Multiple Malformation Syndrome Prevention
The likelihood of a woman giving birth to a child with a congenital anomaly can be decreased in various ways, including by maintaining good health before conception. This is because a woman frequently has no idea she is pregnant during the first few weeks, which can be extremely important for the baby's health and growth. You can also do the following throughout your pregnancy:
- Stop smoking. In addition to secondhand smoke exposure potentially harming the baby, babies born to smoker moms typically have lower birthweights.
- Adopt a healthy diet. In addition to being beneficial for the mother's general health, consuming a well-balanced diet before and during pregnancy is crucial for giving the growing fetus the nutrients it needs for healthy growth and development.
- Maintain a healthy weight. Women who are underweight run the risk of giving birth to babies who are underweight, and overweight women run the risk of developing health issues including high blood pressure and diabetes.
- Medical management of preexisting conditions. Manage any existing or prior medical conditions, such as high blood pressure or diabetes.
- Folic acid. Birth malformations of the brain and spinal cord, or neural tube defects, can be prevented by consuming 400 micrograms of folic acid daily. Some green leafy vegetables, almonds, legumes, citrus fruits, and fortified breakfast cereals also contain vitamins.
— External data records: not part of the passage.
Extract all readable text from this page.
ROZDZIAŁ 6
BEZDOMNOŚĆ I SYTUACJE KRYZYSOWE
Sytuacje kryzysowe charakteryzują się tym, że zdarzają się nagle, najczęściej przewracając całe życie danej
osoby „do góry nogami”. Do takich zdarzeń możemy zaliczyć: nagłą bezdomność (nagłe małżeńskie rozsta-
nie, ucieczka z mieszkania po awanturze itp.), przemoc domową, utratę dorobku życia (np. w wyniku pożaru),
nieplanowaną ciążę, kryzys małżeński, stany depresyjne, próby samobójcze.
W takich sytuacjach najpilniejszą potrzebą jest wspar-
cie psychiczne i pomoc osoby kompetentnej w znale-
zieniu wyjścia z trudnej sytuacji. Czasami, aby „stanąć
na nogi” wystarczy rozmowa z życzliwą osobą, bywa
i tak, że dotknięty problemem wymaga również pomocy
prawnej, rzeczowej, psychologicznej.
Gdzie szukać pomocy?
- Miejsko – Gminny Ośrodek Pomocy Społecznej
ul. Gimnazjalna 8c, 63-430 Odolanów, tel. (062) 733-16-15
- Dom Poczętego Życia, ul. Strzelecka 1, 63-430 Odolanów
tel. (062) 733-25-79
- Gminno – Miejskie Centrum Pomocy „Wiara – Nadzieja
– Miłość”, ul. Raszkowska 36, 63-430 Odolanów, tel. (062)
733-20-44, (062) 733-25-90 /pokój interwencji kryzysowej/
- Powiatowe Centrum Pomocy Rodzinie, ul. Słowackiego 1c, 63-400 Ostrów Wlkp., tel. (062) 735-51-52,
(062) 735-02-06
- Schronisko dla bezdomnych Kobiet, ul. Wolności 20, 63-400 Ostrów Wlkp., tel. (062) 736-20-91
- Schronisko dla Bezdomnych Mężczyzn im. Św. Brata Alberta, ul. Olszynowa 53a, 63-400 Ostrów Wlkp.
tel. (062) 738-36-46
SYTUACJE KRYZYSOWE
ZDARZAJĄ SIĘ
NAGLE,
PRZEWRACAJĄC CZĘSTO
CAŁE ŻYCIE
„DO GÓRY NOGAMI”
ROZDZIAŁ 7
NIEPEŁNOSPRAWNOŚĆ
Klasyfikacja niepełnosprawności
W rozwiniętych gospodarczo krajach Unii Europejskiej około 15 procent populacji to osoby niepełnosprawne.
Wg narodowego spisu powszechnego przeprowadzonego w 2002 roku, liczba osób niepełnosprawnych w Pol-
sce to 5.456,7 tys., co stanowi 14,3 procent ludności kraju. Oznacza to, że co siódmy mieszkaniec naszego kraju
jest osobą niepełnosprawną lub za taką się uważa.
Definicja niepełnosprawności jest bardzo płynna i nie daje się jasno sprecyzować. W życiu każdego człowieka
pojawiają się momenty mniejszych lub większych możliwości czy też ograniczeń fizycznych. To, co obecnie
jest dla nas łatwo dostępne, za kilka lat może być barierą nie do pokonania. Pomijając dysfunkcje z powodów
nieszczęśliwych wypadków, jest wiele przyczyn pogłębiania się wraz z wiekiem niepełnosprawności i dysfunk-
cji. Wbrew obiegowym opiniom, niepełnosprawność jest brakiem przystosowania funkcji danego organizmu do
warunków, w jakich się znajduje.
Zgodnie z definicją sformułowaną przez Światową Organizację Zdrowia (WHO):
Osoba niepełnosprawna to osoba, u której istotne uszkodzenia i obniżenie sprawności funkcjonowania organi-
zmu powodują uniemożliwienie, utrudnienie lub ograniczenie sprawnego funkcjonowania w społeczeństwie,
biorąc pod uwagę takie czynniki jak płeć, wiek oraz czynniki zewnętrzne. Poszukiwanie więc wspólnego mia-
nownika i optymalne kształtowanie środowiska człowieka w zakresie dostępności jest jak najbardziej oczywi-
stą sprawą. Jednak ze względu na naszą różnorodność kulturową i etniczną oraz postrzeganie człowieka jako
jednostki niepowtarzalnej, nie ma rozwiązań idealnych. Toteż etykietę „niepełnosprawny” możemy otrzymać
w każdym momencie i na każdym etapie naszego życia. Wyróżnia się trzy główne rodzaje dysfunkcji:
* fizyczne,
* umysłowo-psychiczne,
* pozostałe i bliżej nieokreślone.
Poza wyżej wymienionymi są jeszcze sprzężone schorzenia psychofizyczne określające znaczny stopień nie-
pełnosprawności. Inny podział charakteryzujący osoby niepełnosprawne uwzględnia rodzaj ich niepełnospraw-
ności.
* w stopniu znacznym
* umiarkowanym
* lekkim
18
- Avoid using drugs and alcohol while pregnant. If you use any prescription drugs or herbal supplements, be sure to let your doctor know because they all have the potential to harm an unborn child.
- Stay away from dangerous substances. These include lead, pesticides, and radiation (such as x-rays), all of which could be harmful to the fetus as it develops.
- Reduce your risk for infection. In addition to avoiding all contact and exposure to cat feces and cat litter, which may contain the parasite toxoplasma gondii, which causes toxoplasmosis, pregnant women should also avoid eating undercooked meat and raw eggs. Insects that have come into contact with cat waste are other potential causes of infection.
- Daily vitamin intake. To ensure that your body receives all the vitamins and nutrients required to sustain a healthy baby, start taking a daily prenatal vitamin as directed by your doctor.
- Addressing domestic violence. Pregnant women who have experienced abuse may experience more abuse later on. You can access community, social, and legal options to deal with domestic violence with the support of your doctor.
Conclusion
The World Health Organization (WHO) asserts that the term congenital malformations should only refer to structural problems. Congenital anomalies are those that are present at birth and are either structural or functional, including metabolic diseases. A significant contributor to infant mortality is congenital abnormalities. It is a significant factor in fetal death, premature birth, and childhood and adult morbidity, as well as having a large negative impact on mothers and their families. Parents with children with birth defects experience particular difficulties, want to improve their children's lives, and express concern about the risk to their plans for having children. Communication with healthcare providers, issues with the quality of life, and locating resources and assistance are a few of the difficulties parent encounter. Frequent communication with the parents, reassuring them that nothing they did or did not do contributed to the abnormalities found, and assisting them in planning for their upcoming pregnancies by identifying the etiology and giving them prenatal/preimplantation genetic diagnosis, all significantly reduce anxiety and decision-making about the treatment of their child and the treatment of their family as a whole.